Listed Building – Grade II
- Official name: Corn Exchange Theatre
- Designated: 1 October 1975
- Reference no.: 1048499

= Corn Exchange, Wallingford =

Commercial building in Wallingford, Oxfordshire, England

The Corn Exchange is a commercial building in the Market Place, Wallingford, Oxfordshire, England. The structure, which is used as a theatre, is a Grade II listed building.

==History==
Until the mid-19th century, corn merchants traded from the ground floor of Wallingford Town Hall. In the early 1850s, a group of local businessmen decided to form a company, to be known as the "Wallingford Corn Exchange Company", to finance and commission a purpose-built corn exchange for the town. The site they selected was on the east side of the Market Place.

The new building was designed in the Italianate style, built in ashlar stone and was completed in 1856. The design involved a symmetrical main frontage of three bays facing onto the Market Place. The central bay featured a round headed doorway with a carved tympanum, a canted surround, an architrave and a keystone with a carved mask. The doorway was flanked by Corinthian order pilasters supporting an entablature, while the outer bays were fenestrated by paired round headed sash windows. There were oculi in the spandrels above the outer bay windows and there were rusticated Doric order pilasters at the corners of the building. At roof level, there was a large pediment containing a clock. The iron arches supporting the roof of the building were cast at the Wilders Foundry on Goldsmiths Lane.

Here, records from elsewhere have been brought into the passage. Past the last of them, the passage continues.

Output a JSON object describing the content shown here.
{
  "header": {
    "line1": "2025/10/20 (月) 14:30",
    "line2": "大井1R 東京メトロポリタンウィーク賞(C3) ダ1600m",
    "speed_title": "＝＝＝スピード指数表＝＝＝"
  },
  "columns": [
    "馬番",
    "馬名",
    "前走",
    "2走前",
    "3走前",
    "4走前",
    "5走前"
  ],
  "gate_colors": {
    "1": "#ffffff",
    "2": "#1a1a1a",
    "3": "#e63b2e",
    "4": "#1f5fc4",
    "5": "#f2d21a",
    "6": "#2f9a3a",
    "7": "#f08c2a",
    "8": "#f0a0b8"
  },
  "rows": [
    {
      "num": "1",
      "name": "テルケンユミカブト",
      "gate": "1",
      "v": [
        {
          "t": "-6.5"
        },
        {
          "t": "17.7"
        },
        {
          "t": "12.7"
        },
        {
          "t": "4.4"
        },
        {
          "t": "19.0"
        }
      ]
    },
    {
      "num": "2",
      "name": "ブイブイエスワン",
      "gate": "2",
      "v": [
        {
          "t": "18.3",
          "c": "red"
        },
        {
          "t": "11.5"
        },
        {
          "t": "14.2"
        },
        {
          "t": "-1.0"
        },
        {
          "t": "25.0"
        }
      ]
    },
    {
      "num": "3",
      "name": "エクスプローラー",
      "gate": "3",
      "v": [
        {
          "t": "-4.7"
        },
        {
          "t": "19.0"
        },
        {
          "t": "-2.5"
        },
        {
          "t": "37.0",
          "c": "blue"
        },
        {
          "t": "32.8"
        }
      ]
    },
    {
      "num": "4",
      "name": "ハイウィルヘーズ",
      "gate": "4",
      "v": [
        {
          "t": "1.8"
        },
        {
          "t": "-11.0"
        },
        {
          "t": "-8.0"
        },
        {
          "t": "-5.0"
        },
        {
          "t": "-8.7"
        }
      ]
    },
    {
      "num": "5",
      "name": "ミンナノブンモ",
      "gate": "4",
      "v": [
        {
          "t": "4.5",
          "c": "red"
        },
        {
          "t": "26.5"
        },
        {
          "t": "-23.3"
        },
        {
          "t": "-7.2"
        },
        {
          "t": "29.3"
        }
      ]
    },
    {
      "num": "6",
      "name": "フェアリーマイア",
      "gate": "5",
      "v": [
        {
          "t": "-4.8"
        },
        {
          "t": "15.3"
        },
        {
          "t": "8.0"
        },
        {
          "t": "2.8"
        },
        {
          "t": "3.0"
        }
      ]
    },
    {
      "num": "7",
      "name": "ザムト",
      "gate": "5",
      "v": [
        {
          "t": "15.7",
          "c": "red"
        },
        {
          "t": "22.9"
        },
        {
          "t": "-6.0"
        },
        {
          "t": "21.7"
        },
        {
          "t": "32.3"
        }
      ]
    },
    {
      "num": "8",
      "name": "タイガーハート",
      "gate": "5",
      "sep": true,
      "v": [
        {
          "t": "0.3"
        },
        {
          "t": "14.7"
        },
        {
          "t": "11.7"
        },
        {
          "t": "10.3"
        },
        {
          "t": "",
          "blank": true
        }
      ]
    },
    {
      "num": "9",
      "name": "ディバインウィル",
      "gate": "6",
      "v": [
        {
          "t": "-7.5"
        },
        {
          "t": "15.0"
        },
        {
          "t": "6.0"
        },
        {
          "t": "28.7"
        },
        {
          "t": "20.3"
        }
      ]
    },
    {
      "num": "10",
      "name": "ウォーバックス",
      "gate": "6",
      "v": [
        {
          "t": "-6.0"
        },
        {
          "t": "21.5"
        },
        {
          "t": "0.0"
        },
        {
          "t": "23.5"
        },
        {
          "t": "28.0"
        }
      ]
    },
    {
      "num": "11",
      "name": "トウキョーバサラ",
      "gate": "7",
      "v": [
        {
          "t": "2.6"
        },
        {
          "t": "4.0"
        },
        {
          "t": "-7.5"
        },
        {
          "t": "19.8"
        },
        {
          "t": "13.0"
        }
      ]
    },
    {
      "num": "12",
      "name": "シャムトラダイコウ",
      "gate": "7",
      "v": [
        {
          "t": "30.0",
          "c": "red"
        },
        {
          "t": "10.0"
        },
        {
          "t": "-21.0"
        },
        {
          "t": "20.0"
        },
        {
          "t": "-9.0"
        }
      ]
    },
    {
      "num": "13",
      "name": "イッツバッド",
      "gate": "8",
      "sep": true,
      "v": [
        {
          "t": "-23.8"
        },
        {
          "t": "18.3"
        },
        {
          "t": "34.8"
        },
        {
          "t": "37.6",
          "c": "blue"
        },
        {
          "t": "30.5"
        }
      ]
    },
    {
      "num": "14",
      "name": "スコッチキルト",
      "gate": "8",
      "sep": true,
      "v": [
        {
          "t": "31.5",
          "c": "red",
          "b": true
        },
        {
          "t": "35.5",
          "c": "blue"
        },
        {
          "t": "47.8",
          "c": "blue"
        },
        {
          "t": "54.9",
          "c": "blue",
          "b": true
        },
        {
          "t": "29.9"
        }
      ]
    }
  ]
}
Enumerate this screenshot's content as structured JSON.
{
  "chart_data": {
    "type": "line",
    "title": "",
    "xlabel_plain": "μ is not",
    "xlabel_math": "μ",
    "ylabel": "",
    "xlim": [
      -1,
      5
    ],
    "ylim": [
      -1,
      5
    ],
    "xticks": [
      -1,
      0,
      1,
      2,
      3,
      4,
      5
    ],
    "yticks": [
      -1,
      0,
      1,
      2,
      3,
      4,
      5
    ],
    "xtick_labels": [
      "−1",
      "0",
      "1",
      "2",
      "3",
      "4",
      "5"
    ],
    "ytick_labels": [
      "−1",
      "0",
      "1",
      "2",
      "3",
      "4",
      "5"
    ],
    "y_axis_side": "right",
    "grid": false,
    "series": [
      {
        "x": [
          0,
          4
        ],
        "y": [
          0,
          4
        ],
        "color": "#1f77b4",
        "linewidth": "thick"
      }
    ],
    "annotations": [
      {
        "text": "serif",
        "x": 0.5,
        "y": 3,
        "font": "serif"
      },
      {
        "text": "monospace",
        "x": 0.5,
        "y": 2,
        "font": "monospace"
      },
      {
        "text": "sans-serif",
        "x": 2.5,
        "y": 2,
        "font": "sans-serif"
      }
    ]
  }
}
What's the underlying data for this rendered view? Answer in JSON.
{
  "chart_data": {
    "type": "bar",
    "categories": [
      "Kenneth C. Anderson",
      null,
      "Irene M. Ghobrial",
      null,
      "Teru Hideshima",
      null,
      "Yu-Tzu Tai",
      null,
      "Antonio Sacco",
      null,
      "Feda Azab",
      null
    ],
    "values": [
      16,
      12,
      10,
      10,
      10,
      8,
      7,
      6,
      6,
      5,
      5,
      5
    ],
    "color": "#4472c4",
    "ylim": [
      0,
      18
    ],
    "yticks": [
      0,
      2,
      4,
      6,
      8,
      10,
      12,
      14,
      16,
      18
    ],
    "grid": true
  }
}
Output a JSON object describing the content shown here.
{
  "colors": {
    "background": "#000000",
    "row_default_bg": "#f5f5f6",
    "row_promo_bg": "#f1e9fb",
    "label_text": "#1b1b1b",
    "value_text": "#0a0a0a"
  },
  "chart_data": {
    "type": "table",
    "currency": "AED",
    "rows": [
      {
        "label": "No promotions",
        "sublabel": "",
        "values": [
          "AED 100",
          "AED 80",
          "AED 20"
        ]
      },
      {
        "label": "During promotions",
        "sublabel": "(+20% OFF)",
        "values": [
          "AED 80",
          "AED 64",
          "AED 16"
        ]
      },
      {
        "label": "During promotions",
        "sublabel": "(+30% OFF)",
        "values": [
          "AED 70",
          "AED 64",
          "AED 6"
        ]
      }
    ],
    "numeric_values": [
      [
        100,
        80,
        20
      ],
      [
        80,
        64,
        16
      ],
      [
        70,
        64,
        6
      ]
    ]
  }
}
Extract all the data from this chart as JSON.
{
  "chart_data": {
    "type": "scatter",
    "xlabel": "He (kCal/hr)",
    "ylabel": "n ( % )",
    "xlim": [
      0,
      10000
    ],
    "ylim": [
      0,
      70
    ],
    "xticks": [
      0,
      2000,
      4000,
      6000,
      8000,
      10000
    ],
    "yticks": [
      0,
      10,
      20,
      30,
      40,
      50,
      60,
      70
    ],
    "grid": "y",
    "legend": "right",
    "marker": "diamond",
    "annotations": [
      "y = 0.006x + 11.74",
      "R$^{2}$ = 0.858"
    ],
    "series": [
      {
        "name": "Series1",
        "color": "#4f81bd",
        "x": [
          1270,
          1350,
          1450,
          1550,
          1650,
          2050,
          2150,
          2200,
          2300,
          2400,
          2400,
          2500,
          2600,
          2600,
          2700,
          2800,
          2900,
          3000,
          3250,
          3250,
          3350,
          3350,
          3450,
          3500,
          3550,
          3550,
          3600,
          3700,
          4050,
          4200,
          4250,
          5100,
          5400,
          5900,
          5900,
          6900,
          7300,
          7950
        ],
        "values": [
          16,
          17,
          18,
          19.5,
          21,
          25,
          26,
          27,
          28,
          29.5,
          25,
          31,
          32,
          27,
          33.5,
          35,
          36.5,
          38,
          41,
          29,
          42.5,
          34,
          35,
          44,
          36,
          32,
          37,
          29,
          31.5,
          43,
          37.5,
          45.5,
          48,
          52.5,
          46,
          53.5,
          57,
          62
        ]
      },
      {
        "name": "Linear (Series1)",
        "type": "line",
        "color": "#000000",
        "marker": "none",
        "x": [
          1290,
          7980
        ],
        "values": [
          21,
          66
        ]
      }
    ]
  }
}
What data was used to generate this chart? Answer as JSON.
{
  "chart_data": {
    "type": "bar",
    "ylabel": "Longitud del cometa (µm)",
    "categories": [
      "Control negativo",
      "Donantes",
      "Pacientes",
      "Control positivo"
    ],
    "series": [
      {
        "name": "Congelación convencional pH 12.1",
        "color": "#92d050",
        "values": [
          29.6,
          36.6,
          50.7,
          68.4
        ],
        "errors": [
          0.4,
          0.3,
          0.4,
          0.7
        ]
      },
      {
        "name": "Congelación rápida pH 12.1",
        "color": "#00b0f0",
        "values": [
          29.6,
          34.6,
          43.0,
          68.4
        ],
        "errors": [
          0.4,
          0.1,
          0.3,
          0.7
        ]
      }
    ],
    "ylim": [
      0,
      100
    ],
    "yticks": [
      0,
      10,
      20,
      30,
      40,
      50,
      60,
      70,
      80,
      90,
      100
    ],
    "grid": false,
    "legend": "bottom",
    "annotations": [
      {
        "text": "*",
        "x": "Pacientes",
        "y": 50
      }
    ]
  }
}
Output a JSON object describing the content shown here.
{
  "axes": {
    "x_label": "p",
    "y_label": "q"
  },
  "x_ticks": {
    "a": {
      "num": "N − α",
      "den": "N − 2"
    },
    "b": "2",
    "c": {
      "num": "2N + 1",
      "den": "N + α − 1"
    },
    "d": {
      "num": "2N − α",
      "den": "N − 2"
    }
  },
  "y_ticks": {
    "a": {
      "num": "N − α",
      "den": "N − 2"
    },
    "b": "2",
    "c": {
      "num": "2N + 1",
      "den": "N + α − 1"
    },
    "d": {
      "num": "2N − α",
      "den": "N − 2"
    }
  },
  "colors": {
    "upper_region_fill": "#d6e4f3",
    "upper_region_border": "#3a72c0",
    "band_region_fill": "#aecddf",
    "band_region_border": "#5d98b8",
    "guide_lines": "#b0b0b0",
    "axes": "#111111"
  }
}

The building was also used for public events: speakers included the former Virginia slave and anti-slavery campaigner, Henry Box Brown, who visited the building in May 1859. The use of the building as a corn exchange declined significantly in the wake of the Great Depression of British Agriculture in the late 19th century. It was used as a cinema during the First World War and during the inter-war years.

After the Second World War, it was used by the Ministry of Pensions and National Insurance as a food and unemployment office, before falling into disuse. In 1975, the building was acquired by the local amateur dramatic society, the Sinodun Players, whose president had been Dame Agatha Christie from 1951 until her death in 1976. Following the completion of a major programme of refurbishment works, the building was re-opened as a theatre by Sir Peter Hall in 1978. It was subsequently extended at the rear such that it stretched back to Wood Street.

The building was used to depict the "Causton Playhouse" in the crime drama series, Midsomer Murders, during filming of the first series in 1998. The corn exchange and Sinodun Players were awarded the Queen's Award for Voluntary Service in 2020.